The discipline of applied science has developed several terms to describe the various technological processes that have taken place throughout the twentieth century. According to William Schatzberg in his landmark article Applied Science: An Introduction, the term “technological” was first used in connection with the first industrial revolution. He argued that it was necessary to distinguish between technologies which produce efficient results and those which make goods affordable. As technology developed throughout the nineteenth and twentieth centuries, new areas of practical application began to open up and specific techniques were developed for each discipline. These terms now form a foundation for the modern science of technology.

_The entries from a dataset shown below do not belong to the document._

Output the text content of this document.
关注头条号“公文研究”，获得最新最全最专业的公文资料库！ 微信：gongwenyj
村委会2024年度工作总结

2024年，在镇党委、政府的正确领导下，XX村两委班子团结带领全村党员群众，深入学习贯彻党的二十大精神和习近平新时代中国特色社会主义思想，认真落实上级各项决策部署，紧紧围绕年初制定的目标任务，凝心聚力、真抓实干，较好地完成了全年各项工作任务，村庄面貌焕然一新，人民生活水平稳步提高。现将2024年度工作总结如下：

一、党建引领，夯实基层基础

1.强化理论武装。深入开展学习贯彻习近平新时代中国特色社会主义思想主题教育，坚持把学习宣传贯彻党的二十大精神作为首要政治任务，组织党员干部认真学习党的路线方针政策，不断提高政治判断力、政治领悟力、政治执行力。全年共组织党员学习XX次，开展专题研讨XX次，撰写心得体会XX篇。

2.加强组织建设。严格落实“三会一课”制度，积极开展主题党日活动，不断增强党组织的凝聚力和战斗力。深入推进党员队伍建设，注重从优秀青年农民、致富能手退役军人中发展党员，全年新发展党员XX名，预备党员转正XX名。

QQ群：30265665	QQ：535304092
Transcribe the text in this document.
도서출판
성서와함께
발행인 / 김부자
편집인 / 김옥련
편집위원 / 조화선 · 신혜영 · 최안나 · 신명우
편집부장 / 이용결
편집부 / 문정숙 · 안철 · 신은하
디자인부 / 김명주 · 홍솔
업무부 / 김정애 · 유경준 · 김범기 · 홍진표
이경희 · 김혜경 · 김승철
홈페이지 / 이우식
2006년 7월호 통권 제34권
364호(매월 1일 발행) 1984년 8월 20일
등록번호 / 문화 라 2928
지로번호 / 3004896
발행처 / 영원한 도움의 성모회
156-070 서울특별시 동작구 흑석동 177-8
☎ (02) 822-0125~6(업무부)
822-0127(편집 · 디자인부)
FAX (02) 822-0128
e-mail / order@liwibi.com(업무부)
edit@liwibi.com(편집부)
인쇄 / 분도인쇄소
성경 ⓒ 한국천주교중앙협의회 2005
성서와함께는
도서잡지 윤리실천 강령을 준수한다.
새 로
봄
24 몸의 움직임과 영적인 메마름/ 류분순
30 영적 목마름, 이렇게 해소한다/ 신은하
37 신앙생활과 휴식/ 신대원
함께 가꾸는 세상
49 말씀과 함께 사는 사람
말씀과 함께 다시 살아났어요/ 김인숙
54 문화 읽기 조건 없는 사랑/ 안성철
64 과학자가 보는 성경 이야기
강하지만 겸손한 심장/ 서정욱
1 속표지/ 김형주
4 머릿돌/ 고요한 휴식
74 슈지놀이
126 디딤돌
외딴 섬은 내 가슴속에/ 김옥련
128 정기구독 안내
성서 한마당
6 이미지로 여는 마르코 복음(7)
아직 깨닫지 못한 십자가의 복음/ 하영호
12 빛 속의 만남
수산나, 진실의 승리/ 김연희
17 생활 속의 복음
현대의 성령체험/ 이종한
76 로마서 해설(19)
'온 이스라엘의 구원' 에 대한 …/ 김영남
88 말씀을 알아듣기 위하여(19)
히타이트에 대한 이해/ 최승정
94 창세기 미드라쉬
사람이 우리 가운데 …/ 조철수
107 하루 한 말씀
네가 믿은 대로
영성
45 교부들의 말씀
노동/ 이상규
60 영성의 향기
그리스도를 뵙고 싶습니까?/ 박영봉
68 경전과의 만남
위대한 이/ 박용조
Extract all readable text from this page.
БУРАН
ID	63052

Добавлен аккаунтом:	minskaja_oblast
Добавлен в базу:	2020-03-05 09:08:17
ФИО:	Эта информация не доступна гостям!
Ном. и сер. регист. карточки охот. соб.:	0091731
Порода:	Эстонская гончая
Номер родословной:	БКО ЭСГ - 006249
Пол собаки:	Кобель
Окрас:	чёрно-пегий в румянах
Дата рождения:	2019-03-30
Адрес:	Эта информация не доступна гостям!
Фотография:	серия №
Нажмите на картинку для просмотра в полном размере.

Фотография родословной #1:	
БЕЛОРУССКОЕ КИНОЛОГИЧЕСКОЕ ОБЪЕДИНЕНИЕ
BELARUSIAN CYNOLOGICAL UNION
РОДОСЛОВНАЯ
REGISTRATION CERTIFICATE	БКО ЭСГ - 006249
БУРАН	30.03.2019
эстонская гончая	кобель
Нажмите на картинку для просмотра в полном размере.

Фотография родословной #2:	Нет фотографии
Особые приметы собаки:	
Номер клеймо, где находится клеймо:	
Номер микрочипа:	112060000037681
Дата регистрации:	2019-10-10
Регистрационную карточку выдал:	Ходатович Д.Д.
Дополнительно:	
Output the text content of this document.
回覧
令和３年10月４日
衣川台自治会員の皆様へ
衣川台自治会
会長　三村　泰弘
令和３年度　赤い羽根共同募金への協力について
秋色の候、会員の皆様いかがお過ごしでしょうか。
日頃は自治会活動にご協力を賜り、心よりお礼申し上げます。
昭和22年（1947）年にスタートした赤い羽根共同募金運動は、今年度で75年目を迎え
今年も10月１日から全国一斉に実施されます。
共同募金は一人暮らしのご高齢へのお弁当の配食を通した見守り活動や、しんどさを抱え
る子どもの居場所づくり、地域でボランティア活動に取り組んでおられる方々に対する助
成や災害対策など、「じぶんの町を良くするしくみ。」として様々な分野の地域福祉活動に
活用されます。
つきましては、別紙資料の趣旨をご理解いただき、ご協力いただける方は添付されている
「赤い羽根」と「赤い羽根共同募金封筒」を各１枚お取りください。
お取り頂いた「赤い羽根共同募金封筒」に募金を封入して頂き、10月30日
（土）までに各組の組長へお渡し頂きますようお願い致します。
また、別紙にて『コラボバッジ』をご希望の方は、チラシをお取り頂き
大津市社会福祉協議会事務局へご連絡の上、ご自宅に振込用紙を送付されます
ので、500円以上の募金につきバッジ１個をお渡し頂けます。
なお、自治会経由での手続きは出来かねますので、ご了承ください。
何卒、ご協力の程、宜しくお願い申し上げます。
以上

Applied science is intimately associated with technological change. This relationship became even more pronounced with the development of computers and the Industrial revolution, which brought a revolution in scientific research and discoveries. According to Schatzberg, Applied technology can be separated into two main categories: qualitative and quantitative. He further explained that there exists a distinction between the technological evaluation of a product or process as a qualitative term and the use of quantitative measurement as a quantitative discipline.

Quantitative assessment refers to the use of quantitative statistical data in order to evaluate the quality of technological systems. This was a part of the schatzberg’s original definition of technology which was expanded upon by J. S. Eagleworthy and F. M. Salmon in their famous textbook, Applied Technologies. Schatzberg distinguished quantitative evaluation from the use of qualitative analysis, arguing that qualitative methods are inherently more dynamic and creative than are quantitative measurements. In fact, he believed that the art of technology was nothing more than the application of the theories of classical mechanics to the particular context of twentieth century society.

According to Schatzberg, there are two broad schools of thoughts about how to classify technologies. The first category is the material means view, which he described as “the belief that all technological systems are characterized by the application of human labor.” The second category is the creative power view, which he described as “the faith in the possibility of new technological systems.” According to the material means school of thought, all technological systems are characterized by the use of matter as a means of execution; while the creative power school believes that all technological systems can be generated from artistic inspiration. The key concepts of both views are the belief that technological systems can be produced from technological sources using materials such as ideas, science, machines, and physical processes not available to people in previous generations.